Several residents spoke out against allowing marijuana facilities in their communities, citing concerns about health and public safety, and the impact of more marijuana available in areas that are already “stressed and struggling.”
Some representatives from the San Dieguito Alliance for Drug Free Youth expressed concerns about the commercialization of marijuana’s impact on youth and the necessity of expanding the supply chain when so much marijuana is already being produced. According to Scott Chipman, California already produces six to 12 times the amount of marijuana that the state consumes: “We are the drug cartel for the United States”.
“San Diego is our home and marijuana continues to destroy our neighborhood and quality of life,” said a 14-year-old City Heights resident. “Please protect us from this lawless, profit-driven industry.”
District 9 Councilmember Georgette Gomez said she appreciated the concerns expressed by several of her district members but reminded them that facilities will be limited to industrial zones that must be 1,000 feet from “sensitive receptors,” such as parks and schools, and 100 feet away from residential areas.
Councilmember Chris Ward stressed that what they are looking to do is strike a balance between adults’ rights to access marijuana safely without placing harm on San Diego’s neighborhoods, children and public safety officers.

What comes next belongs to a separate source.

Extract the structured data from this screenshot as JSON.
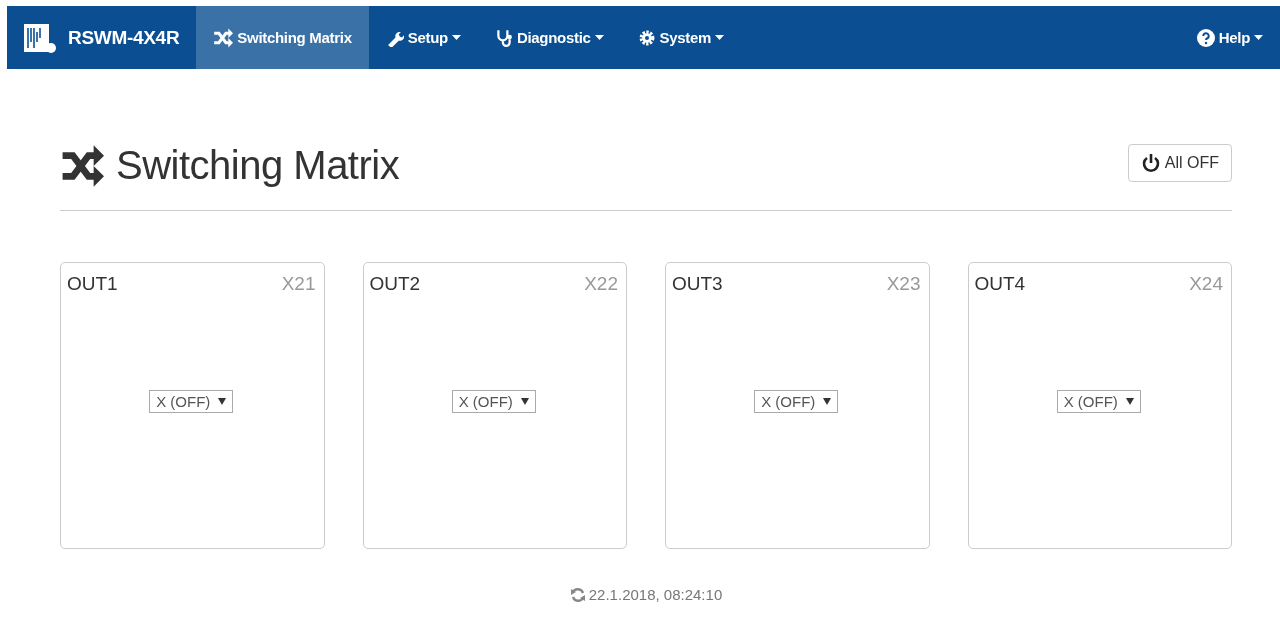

He likened the discussions to the city’s process of building the regulations and framework for its $900 million craft beer industry — there were similar issues with land-use constraints and manufacturing, and distribution being concentrated in certain districts. He said they wouldn’t tell Stone Brewery to manufacture everything in Riverside County or tell Ballast Point to only grow hops in Humboldt County. Ward said if done properly, the same can be done with cannabis.
“Having sound policy and regulations in place will allow the city to enforce its rules and assist the cannabis industry in regulating itself,” Ward said.
Public comment and memos distributed by Councilmembers Cate and David Alvarez demonstrated that there are a number of concerns that the council still needs to tackle regarding quality of life (including the odor from facilities), advertising and delivery services. Those issues will be referred to the council’s public safety committee.
“It’s an evolving process,” Bry said. “This is only the beginning and I look forward to broad participation from the community as we look forward to regulating this industry.”